Will is a 21-year-old with cystic fibrosis, a disorder affecting the lungs, liver, and pancreas. It results in frequent lung infections, and among other things, an insufficient absorption of salt by the membranes of the body. In fact, “salt” is a motif carried throughout the film, but without any apparent deeper meaning or reason. At the start of the film, Will seems obsessed with his own mortality. We first meet him as he is shopping for a casket and he loves reminding people that he has a short “expiry date.” He gains his sense of purpose when his friend Bobby dies and entrusts him with the task of spreading his ashes at a mysterious healing shrine in Mexico. So Will sets out on a cross continent journey accompanied by Hannah, Bobby’s sister and Will’s inevitable love interest.

“I feel that life is divided up into the horrible and the miserable. Those are the two categories, you know? The horrible would be, like… terminal cases, and blind people, cripples. I don’t know how they get through life. It’s amazing to me. And the miserable is everyone else… so when you go through life you should be thankful that you’re miserable, because you’re very lucky to be miserable.” – Woody Allen, Annie Hall

Will’s case is both. Cystic fibrosis causes pain and suffering, which are inherently horrible things. But Will is also miserable, coming across as self-obsessed and isolating. He’s not someone you’d want to spend time hanging around. The difference between Will and Alvy Singer or Harold Chasen is that he’s missing their sardonic wit and charming morbidity. Will ends up being someone you pity, but not a character that can carry an entire film.

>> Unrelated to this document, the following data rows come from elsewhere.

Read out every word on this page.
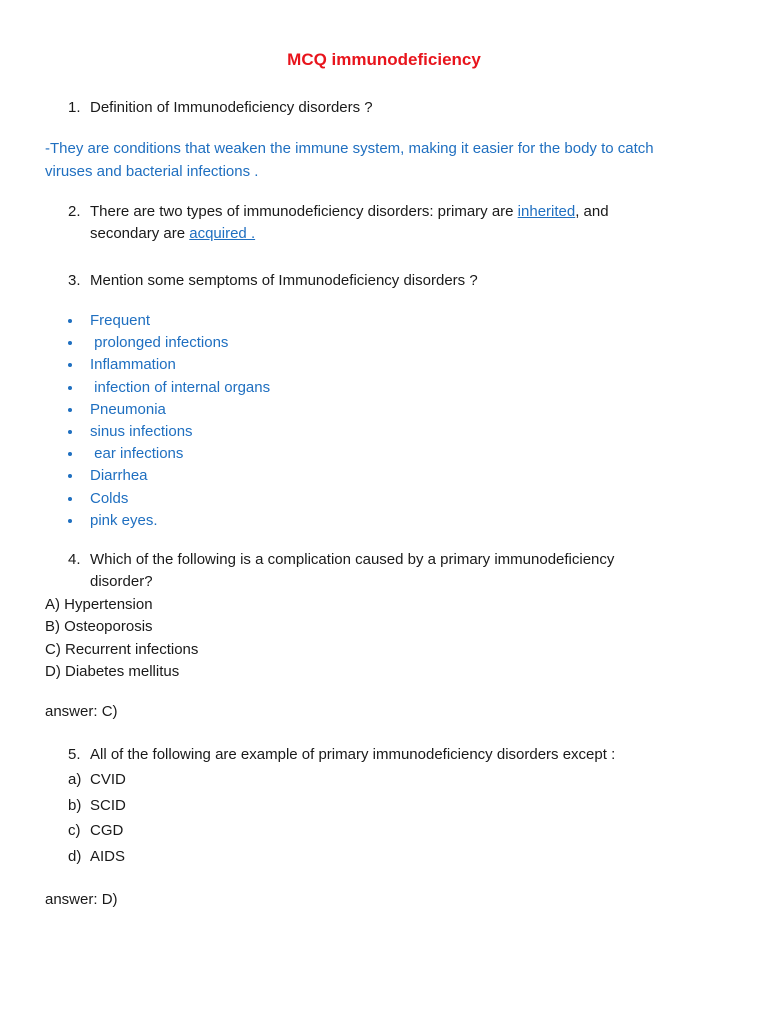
MCQ immunodeficiency
1. Definition of Immunodeficiency disorders ?
-They are conditions that weaken the immune system, making it easier for the body to catch
viruses and bacterial infections .
2. There are two types of immunodeficiency disorders: primary are inherited, and
secondary are acquired .
3. Mention some semptoms of Immunodeficiency disorders ?
Frequent
prolonged infections
Inflammation
infection of internal organs
Pneumonia
sinus infections
ear infections
Diarrhea
Colds
pink eyes.
4. Which of the following is a complication caused by a primary immunodeficiency
disorder?
A) Hypertension
B) Osteoporosis
C) Recurrent infections
D) Diabetes mellitus
answer: C)
5. All of the following are example of primary immunodeficiency disorders except :
a) CVID
b) SCID
c) CGD
d) AIDS
answer: D)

Foreverland lacks all the things that make road movies and cross country trips so appealing. Lessons are not learned, inner truths are not exposed, and the detour to include a scene with Juliette Lewis is especially painful (and not in the way the filmmakers intended). But even worse than this is that the film relies on the notion that if it spends the first 75 minutes making you feel terrible, and the final 15 minutes cheering you up, then it has provided an experience. But this method is so tired and worn that it only leaves a bad taste in your mouth (the same kind a nebulizer leaves, I’ll bet). Foreverland is filmmaking at its cheapest and most manipulative. But if there is any shot at a silver lining for the film, it’s that the Hallmark Channel is always looking for new programming.